I have long since lost track of Mr. Electrico, but I wish that he existed somewhere in the world so that I could run to him, embrace him, and thank him for changing my life and helping me become a writer.

More Bradbury tomorrow!

Wednesday, June 6, 2012

Charles Robinson Illustrates Oscar Wilde

The tradition of beautifully illustrated children’s books is not a new phenomenon.  In fact, there was something of a Golden Age of illustration, starting with the Victorian era and lasting all the way to the start of World War II.  During this period, it was not just “picture books” that were filled with lovely and evocative pages, but prose stories as well.

One of the most felicitous parings of author and illustrator were Oscar Wilde and Charles Robinson.  Wilde’s fairy tales were only ostensibly for children; actually, he would often recite them at dinner parties and share them with friends.  (Though he also recited them in the nursery to his own children, Cyril and Vyvyan.)  These stories are magnificent creations – lyrical and lovely and often rife with paradox. 

They were greatly admired by actor George Herbert Kersely, who later went on stage and played a part in Wilde’s An Ideal Husband.  He sent a copy of the first collection of fairy tales, The Happy Prince and Other Tales (1888), to Wilde to autograph.  Wilde’s letter in reply read, in part, “I am very pleased that you like my stories.  They are studies in prose, put for romance’s sake into fanciful form: meant party for children, and partly for those who have kept the childlike faculties of wonder and joy, and who find simplicity in a subtle strangeness.”

Charles Robinson (1870-1937) was born in Islington, the son of an illustrator.  Obviously, art was in the blood, for his two brothers, Thomas and William Robinson, also became illustrators.  Robinson entered the Royal Academy, but was unable to attend because of his precarious financial state.

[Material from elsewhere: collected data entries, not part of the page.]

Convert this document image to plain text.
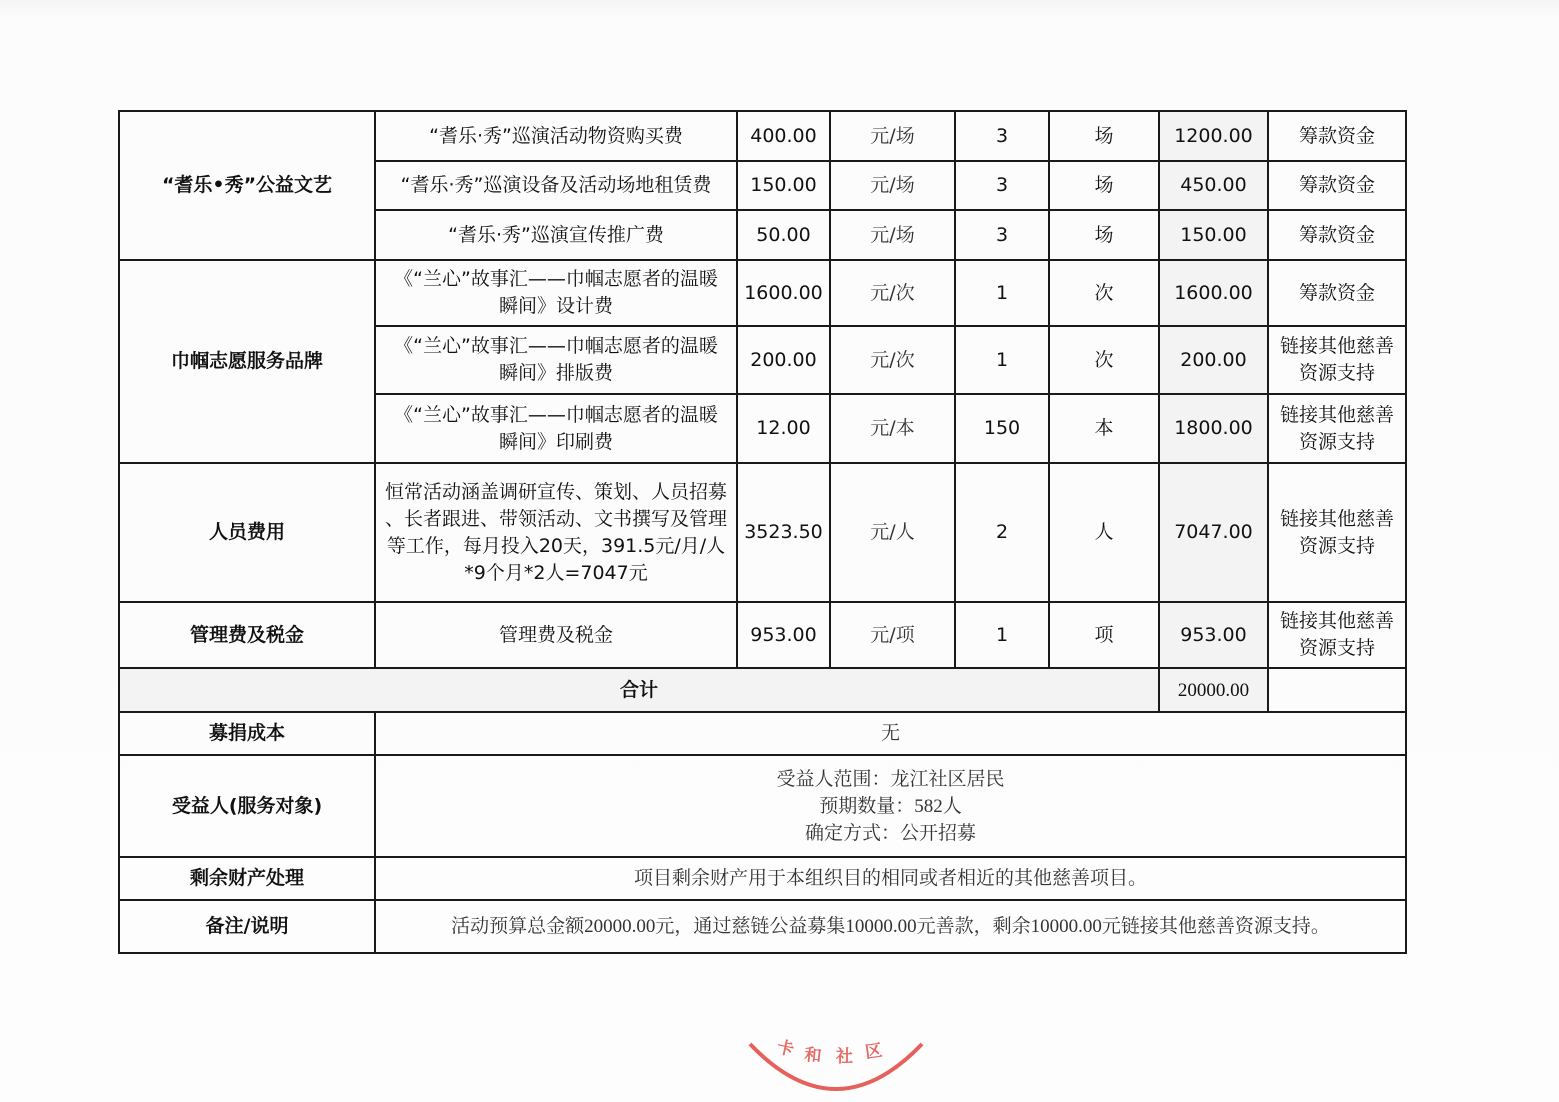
“耆乐•秀”公益文艺	“耆乐·秀”巡演活动物资购买费	400.00	元/场	3	场	1200.00	筹款资金
	“耆乐·秀”巡演设备及活动场地租赁费	150.00	元/场	3	场	450.00	筹款资金
	“耆乐·秀”巡演宣传推广费	50.00	元/场	3	场	150.00	筹款资金
巾帼志愿服务品牌	《“兰心”故事汇——巾帼志愿者的温暖
瞬间》设计费	1600.00	元/次	1	次	1600.00	筹款资金

	《“兰心”故事汇——巾帼志愿者的温暖
瞬间》排版费	200.00	元/次	1	次	200.00	链接其他慈善
资源支持

	《“兰心”故事汇——巾帼志愿者的温暖
瞬间》印刷费	12.00	元/本	150	本	1800.00	链接其他慈善
资源支持

人员费用	恒常活动涵盖调研宣传、策划、人员招募
、长者跟进、带领活动、文书撰写及管理
等工作，每月投入20天，391.5元/月/人
*9个月*2人=7047元	3523.50	元/人	2	人	7047.00	链接其他慈善
资源支持

管理费及税金	管理费及税金	953.00	元/项	1	项	953.00	链接其他慈善
资源支持

合计						20000.00	
募捐成本	无						
受益人(服务对象)	受益人范围：龙江社区居民
预期数量：582人
确定方式：公开招募						

剩余财产处理	项目剩余财产用于本组织目的相同或者相近的其他慈善项目。						
备注/说明	活动预算总金额20000.00元，通过慈链公益募集10000.00元善款，剩余10000.00元链接其他慈善资源支持。						
卡 和 社 区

Robinson illustrated A Child’s Garden of Verses (1895) by Robert Louis Stevenson and met with great success.  After that, his lilting water colors appears in many great classic, including The Secret Garden (1911), Alice’s Adventures in Wonderland (1907) and Lullaby Land (1897).

The illustration above is from The Selfish Giant, one of the finest fairy tales in the Wilde corpus.  Vyvyan remembered his father telling he and his brother Cyril this story and asking why he wept as he done so.  Wilde answered that beautiful things always made him cry.

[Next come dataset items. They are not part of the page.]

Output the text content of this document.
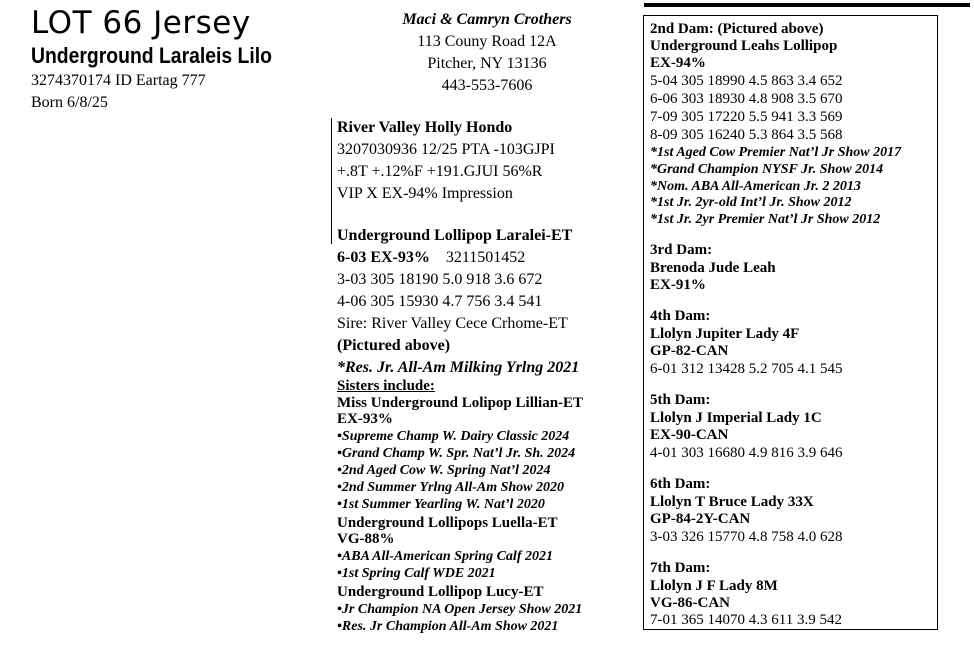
LOT 66 Jersey
Underground Laraleis Lilo
3274370174 ID Eartag 777
Born 6/8/25
Maci & Camryn Crothers
113 Couny Road 12A
Pitcher, NY 13136
443-553-7606
River Valley Holly Hondo
3207030936 12/25 PTA -103GJPI
+.8T +.12%F +191.GJUI 56%R
VIP X EX-94% Impression
Underground Lollipop Laralei-ET
6-03 EX-93% 3211501452
3-03 305 18190 5.0 918 3.6 672
4-06 305 15930 4.7 756 3.4 541
Sire: River Valley Cece Crhome-ET
(Pictured above)
*Res. Jr. All-Am Milking Yrlng 2021
Sisters include:
Miss Underground Lolipop Lillian-ET
EX-93%
•Supreme Champ W. Dairy Classic 2024
•Grand Champ W. Spr. Nat’l Jr. Sh. 2024
•2nd Aged Cow W. Spring Nat’l 2024
•2nd Summer Yrlng All-Am Show 2020
•1st Summer Yearling W. Nat’l 2020
Underground Lollipops Luella-ET
VG-88%
•ABA All-American Spring Calf 2021
•1st Spring Calf WDE 2021
Underground Lollipop Lucy-ET
•Jr Champion NA Open Jersey Show 2021
•Res. Jr Champion All-Am Show 2021
2nd Dam: (Pictured above)
Underground Leahs Lollipop
EX-94%
5-04 305 18990 4.5 863 3.4 652
6-06 303 18930 4.8 908 3.5 670
7-09 305 17220 5.5 941 3.3 569
8-09 305 16240 5.3 864 3.5 568
*1st Aged Cow Premier Nat’l Jr Show 2017
*Grand Champion NYSF Jr. Show 2014
*Nom. ABA All-American Jr. 2 2013
*1st Jr. 2yr-old Int’l Jr. Show 2012
*1st Jr. 2yr Premier Nat’l Jr Show 2012
3rd Dam:
Brenoda Jude Leah
EX-91%
4th Dam:
Llolyn Jupiter Lady 4F
GP-82-CAN
6-01 312 13428 5.2 705 4.1 545
5th Dam:
Llolyn J Imperial Lady 1C
EX-90-CAN
4-01 303 16680 4.9 816 3.9 646
6th Dam:
Llolyn T Bruce Lady 33X
GP-84-2Y-CAN
3-03 326 15770 4.8 758 4.0 628
7th Dam:
Llolyn J F Lady 8M
VG-86-CAN
7-01 365 14070 4.3 611 3.9 542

The overall design of this striking water color shows Robinson’s mastery of composition and color.  The delicate white blossoms denote both purity and death, and the lighter color around the child’s head is suggestion of a halo.  There is an almost subtle Japanese effect, with the one-direction sweep of the action and great amount of unused paper.  The wide-eyes of the child, along with the slightly over-sized head and under-sized hands, are still seen in commercial Japanese illustration and animation.

Here is how Wilde ends his tale:

One winter morning he looked out of his window as he was dressing. He did not hate the Winter now, for he knew that it was merely the Spring asleep, and that the flowers were resting.

Suddenly he rubbed his eyes in wonder, and looked and looked. It certainly was a marvellous sight. In the farthest corner of the garden was a tree quite covered with lovely white blossoms. Its branches were all golden, and silver fruit hung down from them, and underneath it stood the little boy he had loved.

Downstairs ran the Giant in great joy, and out into the garden. He hastened across the grass, and came near to the child. And when he came quite close his face grew red with anger, and he said, 'Who hath dared to wound thee?' For on the palms of the child's hands were the prints of two nails, and the prints of two nails were on the little feet.

‘Who hath dared to wound thee?' cried the Giant; 'tell me, that I may take my big sword and slay him.'

'Nay!' answered the child; 'but these are the wounds of Love.'

'Who art thou?' said the Giant, and a strange awe fell on him, and he knelt before the little child.

And the child smiled on the Giant, and said to him, 'You let me play once in your garden, to-day you shall come with me to my garden, which is Paradise.'

And when the children ran in that afternoon, they found the Giant lying dead under the tree, all covered with white blossoms.